The TL;DR: The Zorks were created by several guys at MIT who later formed Infocom. Infocom eventually sold to Activision, Microsoft bought Activision and voila--"Microsoft is open sourcing Zork".
- “ When Zork arrived, it didn’t just ask players to win; it asked them to imagine”
Sigh… it’s all ChatGPT nowadays ain’t it.
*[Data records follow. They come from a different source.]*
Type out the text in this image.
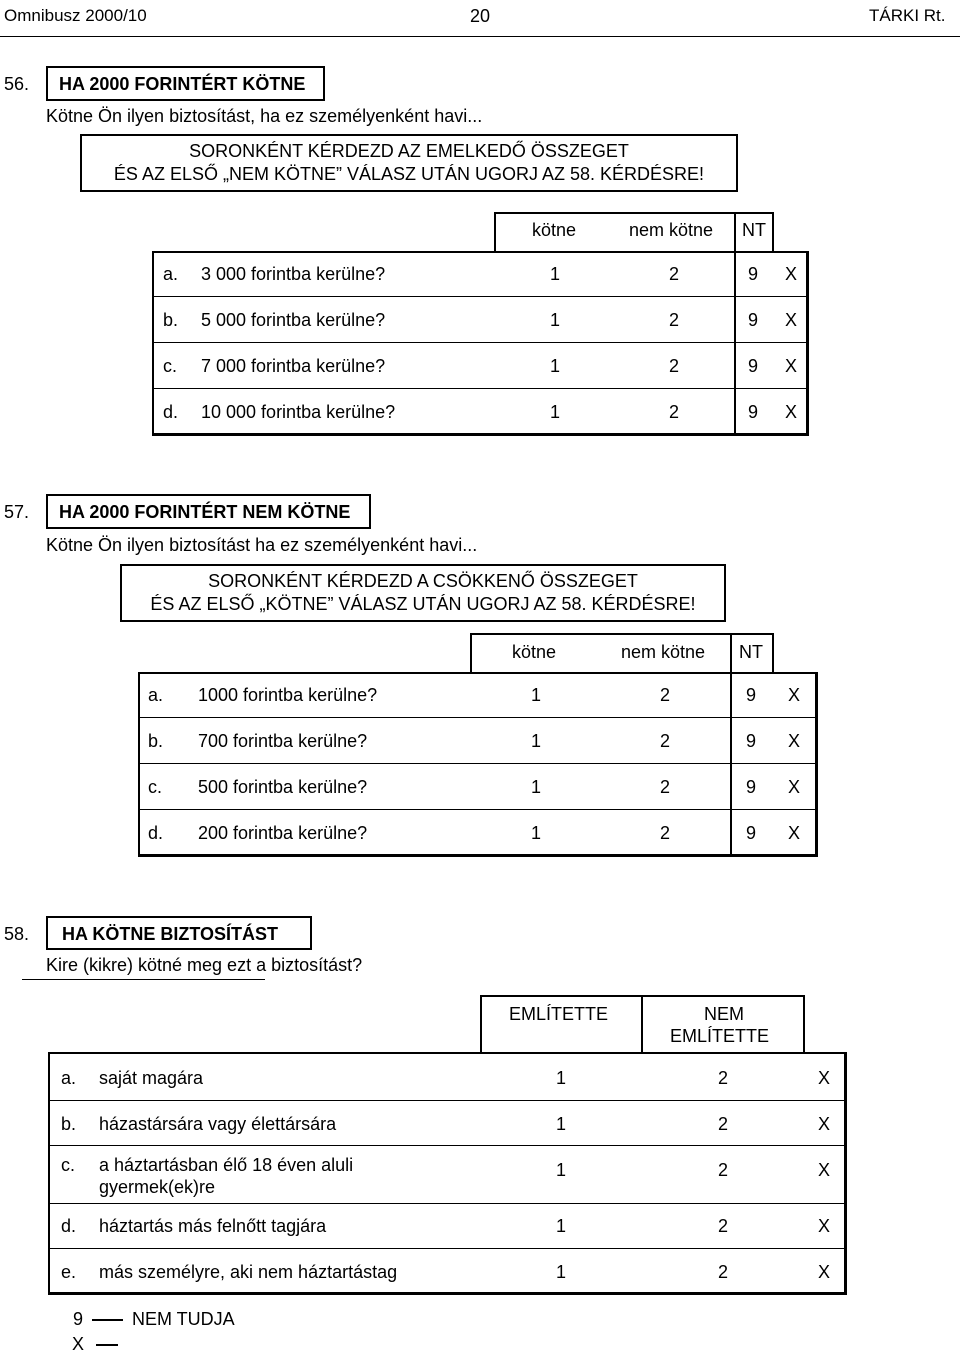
Omnibusz 2000/10	20	TÁRKI Rt.
56. HA 2000 FORINTÉRT KÖTNE
Kötne Ön ilyen biztosítást, ha ez személyenként havi...
SORONKÉNT KÉRDEZD AZ EMELKEDŐ ÖSSZEGET
ÉS AZ ELSŐ „NEM KÖTNE” VÁLASZ UTÁN UGORJ AZ 58. KÉRDÉSRE!
kötne	nem kötne NT
a. 3 000 forintba kerülne?	1	2	9 X
b. 5 000 forintba kerülne?	1	2	9 X
c. 7 000 forintba kerülne?	1	2	9 X
d. 10 000 forintba kerülne?	1	2	9 X
57. HA 2000 FORINTÉRT NEM KÖTNE
Kötne Ön ilyen biztosítást ha ez személyenként havi...
SORONKÉNT KÉRDEZD A CSÖKKENŐ ÖSSZEGET
ÉS AZ ELSŐ „KÖTNE” VÁLASZ UTÁN UGORJ AZ 58. KÉRDÉSRE!
kötne	nem kötne NT
a. 1000 forintba kerülne?	1	2	9 X
b. 700 forintba kerülne?	1	2	9 X
c. 500 forintba kerülne?	1	2	9 X
d. 200 forintba kerülne?	1	2	9 X
58. HA KÖTNE BIZTOSÍTÁST
Kire (kikre) kötné meg ezt a biztosítást?
EMLÍTETTE	NEM
EMLÍTETTE
a. saját magára	1	2	X
b. házastársára vagy élettársára	1	2	X
c. a háztartásban élő 18 éven aluli
gyermek(ek)re
1	2	X
d. háztartás más felnőtt tagjára	1	2	X
e. más személyre, aki nem háztartástag	1	2	X
9	NEM TUDJA
X
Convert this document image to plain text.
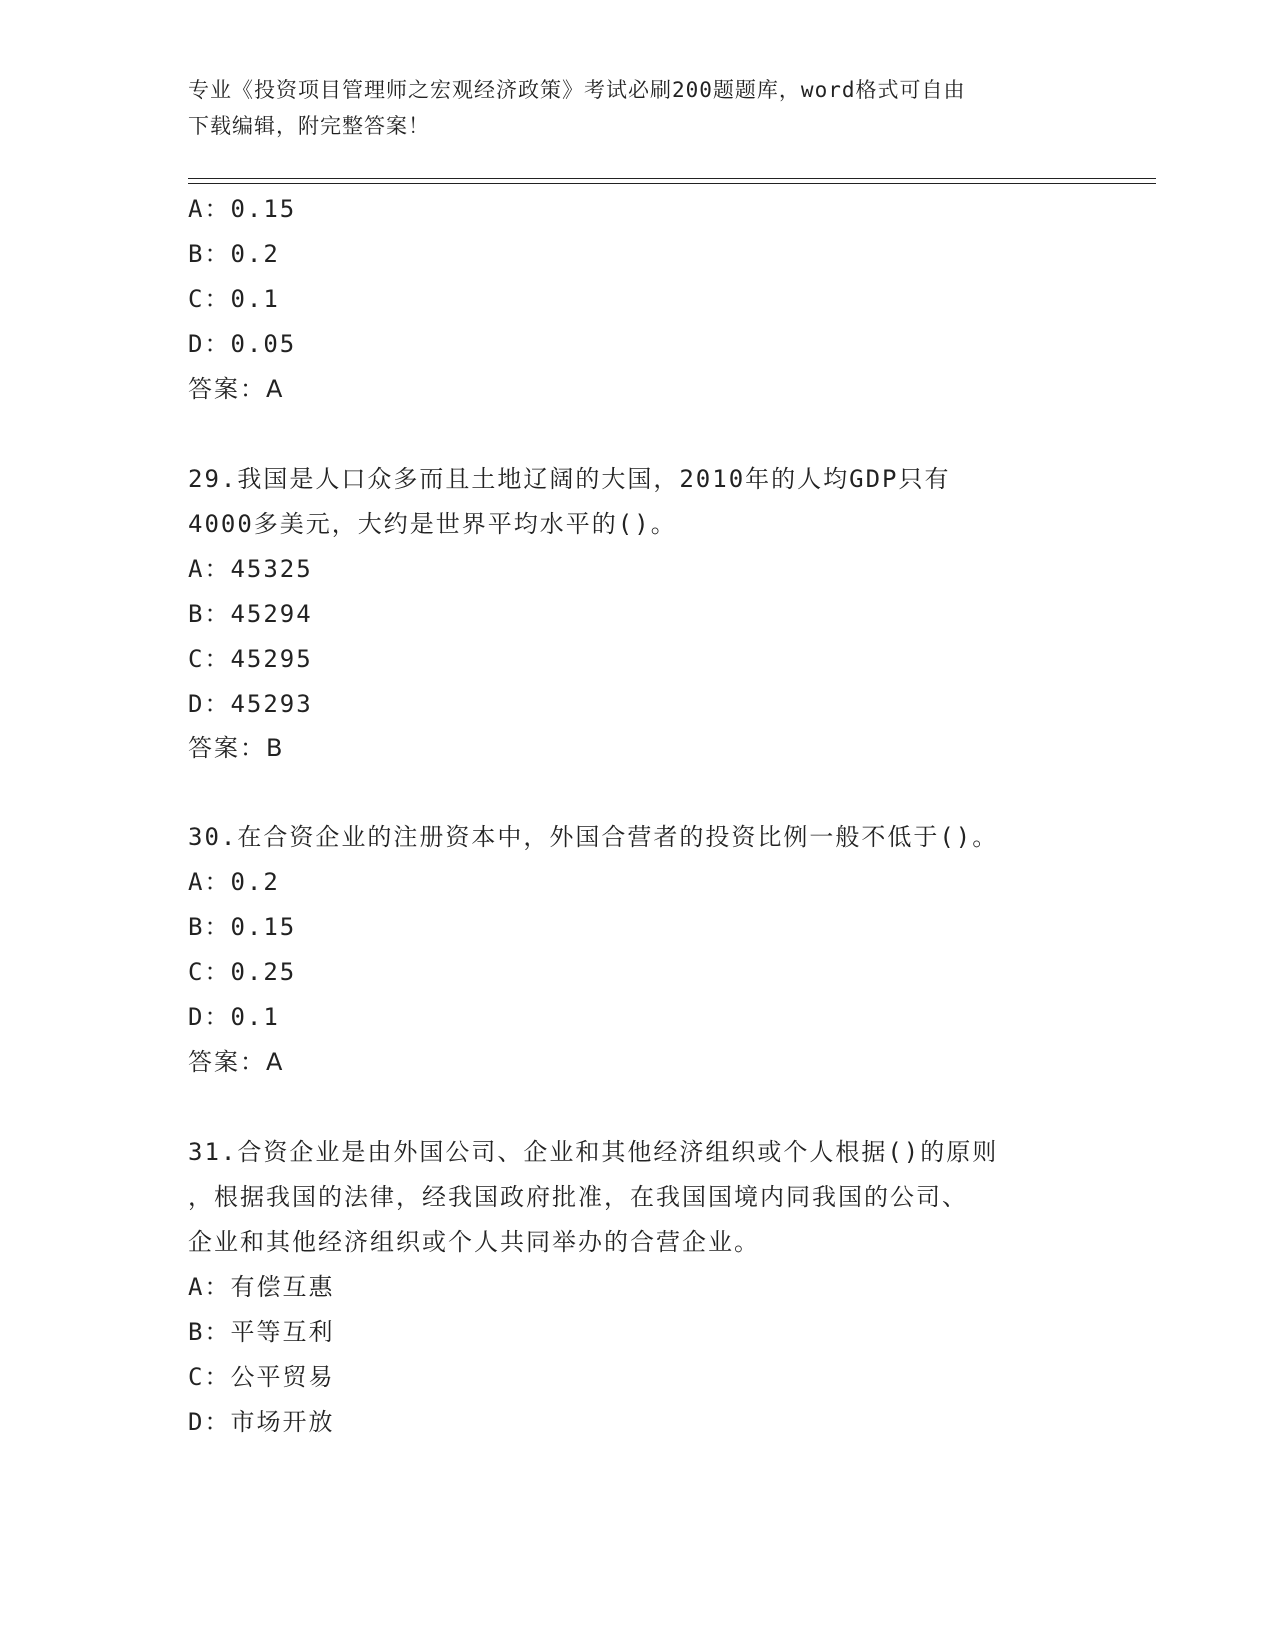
专业《投资项目管理师之宏观经济政策》考试必刷200题题库，word格式可自由
下载编辑，附完整答案！
A：0.15
B：0.2
C：0.1
D：0.05
答案：A
29.我国是人口众多而且土地辽阔的大国，2010年的人均GDP只有
4000多美元，大约是世界平均水平的()。
A：45325
B：45294
C：45295
D：45293
答案：B
30.在合资企业的注册资本中，外国合营者的投资比例一般不低于()。
A：0.2
B：0.15
C：0.25
D：0.1
答案：A
31.合资企业是由外国公司、企业和其他经济组织或个人根据()的原则
，根据我国的法律，经我国政府批准，在我国国境内同我国的公司、
企业和其他经济组织或个人共同举办的合营企业。
A：有偿互惠
B：平等互利
C：公平贸易
D：市场开放
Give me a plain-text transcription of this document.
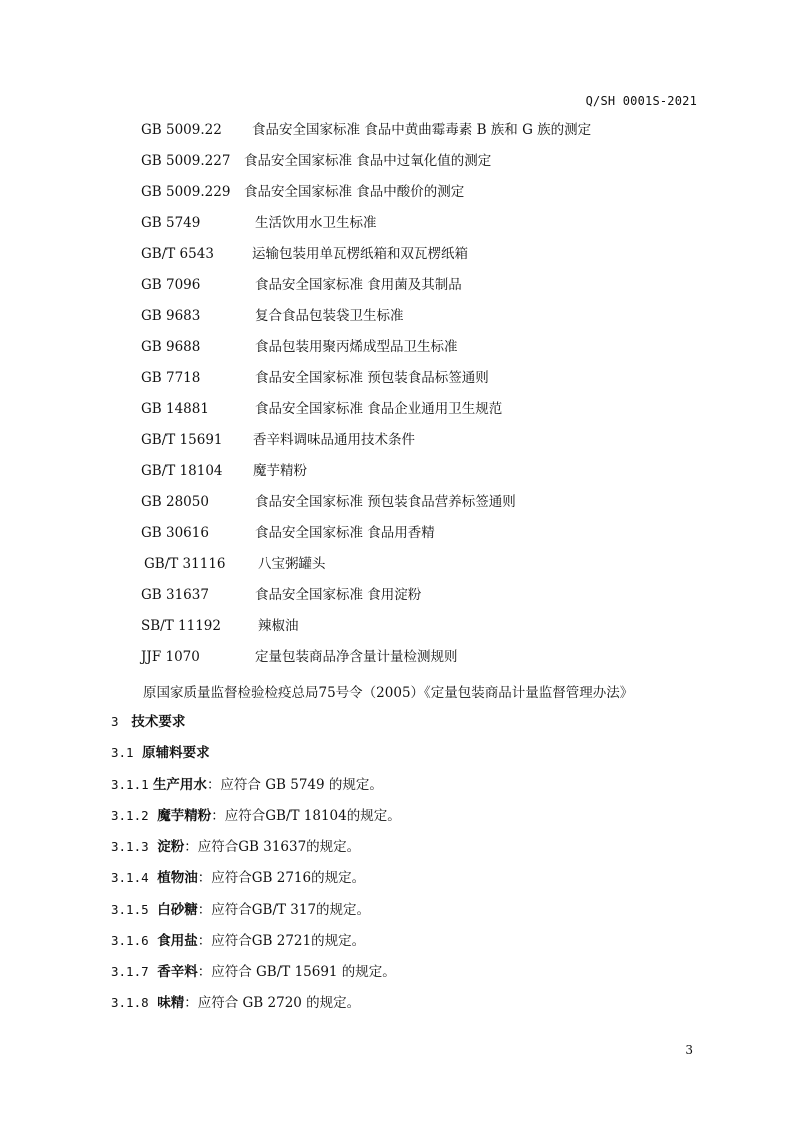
Q/SH 0001S-2021
GB 5009.22 食品安全国家标准 食品中黄曲霉毒素 B 族和 G 族的测定
GB 5009.227 食品安全国家标准 食品中过氧化值的测定
GB 5009.229 食品安全国家标准 食品中酸价的测定
GB 5749	生活饮用水卫生标准
GB/T 6543	运输包装用单瓦楞纸箱和双瓦楞纸箱
GB 7096	食品安全国家标准 食用菌及其制品
GB 9683	复合食品包装袋卫生标准
GB 9688	食品包装用聚丙烯成型品卫生标准
GB 7718	食品安全国家标准 预包装食品标签通则
GB 14881	食品安全国家标准 食品企业通用卫生规范
GB/T 15691 香辛料调味品通用技术条件
GB/T 18104 魔芋精粉
GB 28050	食品安全国家标准 预包装食品营养标签通则
GB 30616	食品安全国家标准 食品用香精
GB/T 31116 八宝粥罐头
GB 31637	食品安全国家标准 食用淀粉
SB/T 11192	辣椒油
JJF 1070	定量包装商品净含量计量检测规则
原国家质量监督检验检疫总局75号令（2005）《定量包装商品计量监督管理办法》
3 技术要求
3.1 原辅料要求
3.1.1 生产用水：应符合 GB 5749 的规定。
3.1.2 魔芋精粉：应符合GB/T 18104的规定。
3.1.3 淀粉：应符合GB 31637的规定。
3.1.4 植物油：应符合GB 2716的规定。
3.1.5 白砂糖：应符合GB/T 317的规定。
3.1.6 食用盐：应符合GB 2721的规定。
3.1.7 香辛料：应符合 GB/T 15691 的规定。
3.1.8 味精：应符合 GB 2720 的规定。
3
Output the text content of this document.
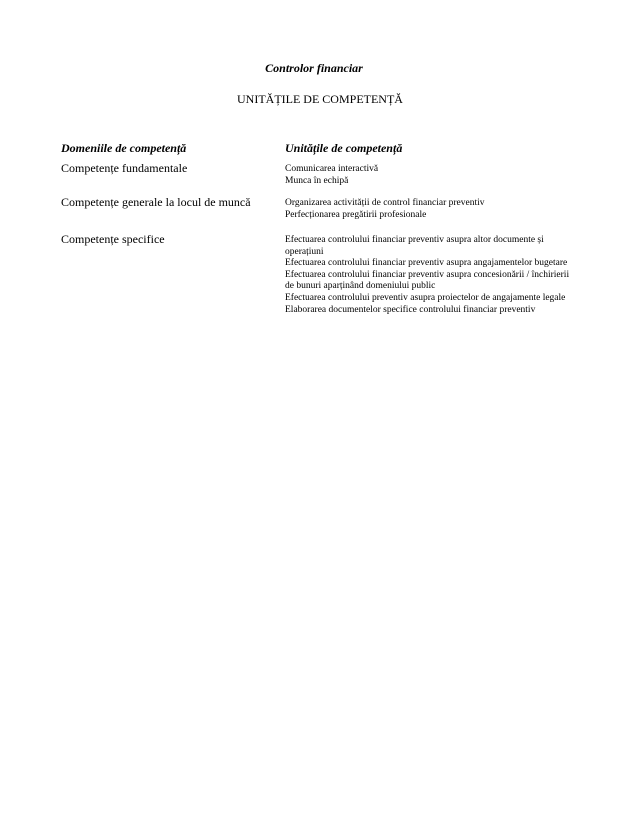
Controlor financiar
UNITĂȚILE DE COMPETENȚĂ
Domeniile de competență	Unitățile de competență
Competențe fundamentale	Comunicarea interactivă
Munca în echipă
Competențe generale la locul de muncă	Organizarea activității de control financiar preventiv
Perfecționarea pregătirii profesionale
Competențe specifice	Efectuarea controlului financiar preventiv asupra altor documente și operațiuni
Efectuarea controlului financiar preventiv asupra angajamentelor bugetare
Efectuarea controlului financiar preventiv asupra concesionării / închirierii de bunuri aparținând domeniului public
Efectuarea controlului preventiv asupra proiectelor de angajamente legale
Elaborarea documentelor specifice controlului financiar preventiv
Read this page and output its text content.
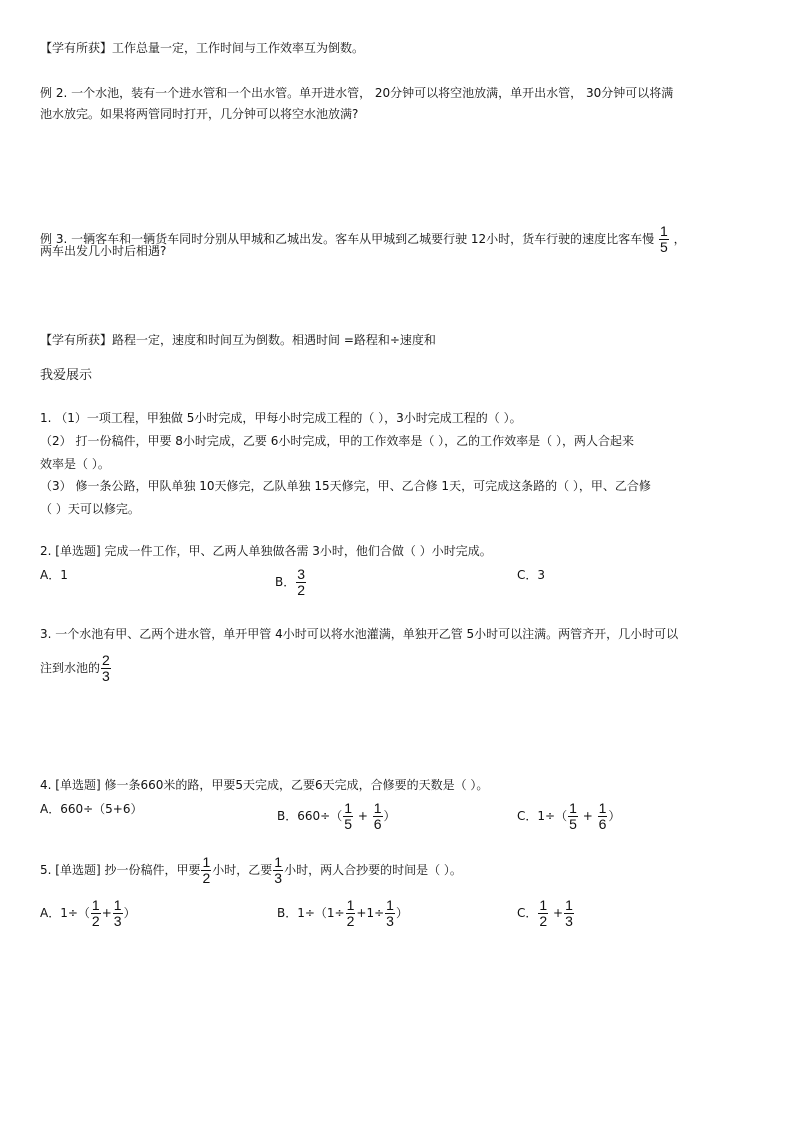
【学有所获】工作总量一定，工作时间与工作效率互为倒数。
例 2. 一个水池，装有一个进水管和一个出水管。单开进水管， 20分钟可以将空池放满，单开出水管， 30分钟可以将满
池水放完。如果将两管同时打开，几分钟可以将空水池放满?
例 3. 一辆客车和一辆货车同时分别从甲城和乙城出发。客车从甲城到乙城要行驶 12小时，货车行驶的速度比客车慢 $\frac{1}{5}$ ，
两车出发几小时后相遇?
【学有所获】路程一定，速度和时间互为倒数。相遇时间 =路程和÷速度和
我爱展示
1. （1）一项工程，甲独做 5小时完成，甲每小时完成工程的（ ），3小时完成工程的（ ）。
（2） 打一份稿件，甲要 8小时完成，乙要 6小时完成，甲的工作效率是（ ），乙的工作效率是（ ），两人合起来
效率是（ ）。
（3） 修一条公路，甲队单独 10天修完，乙队单独 15天修完，甲、乙合修 1天，可完成这条路的（ ），甲、乙合修
（ ）天可以修完。
2. [单选题] 完成一件工作，甲、乙两人单独做各需 3小时，他们合做（ ）小时完成。
A．1	B． $\frac{3}{2}$	C．3
3. 一个水池有甲、乙两个进水管，单开甲管 4小时可以将水池灌满，单独开乙管 5小时可以注满。两管齐开，几小时可以
注到水池的 $\frac{2}{3}$
4. [单选题] 修一条660米的路，甲要5天完成，乙要6天完成，合修要的天数是（ ）。
A．660÷（5+6）	B．$660\div( \frac{1}{5} + \frac{1}{6}$ ）	C．$1\div( \frac{1}{5} + \frac{1}{6}$ ）
5. [单选题] 抄一份稿件，甲要 $\frac{1}{2}$ 小时，乙要 $\frac{1}{3}$ 小时，两人合抄要的时间是（ ）。
A．$1\div( \frac{1}{2} + \frac{1}{3}$ ）	B．$1\div(1\div \frac{1}{2} +1\div \frac{1}{3}$ ）	C． $\frac{1}{2} + \frac{1}{3}$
- Reads like ChatGPT wrote it.
- Getting a lot of GitHub errors trying to look at the source code.
Still, pretty cool; I remember playing work as a kid.
by planckscnst
0 subcomment
- Whenever I use LLM-generated content, I get another LLM and pre-bias it by asking if it's familiar with common complaints about LLM generated content. And then I ask it to review the content and ask for it to identify those patterns in the content and rewrite it to avoid those. And only after that do I bother to give it a first read. That clearly didn't happen here. Current LLM models can produce much better content than this if you do that.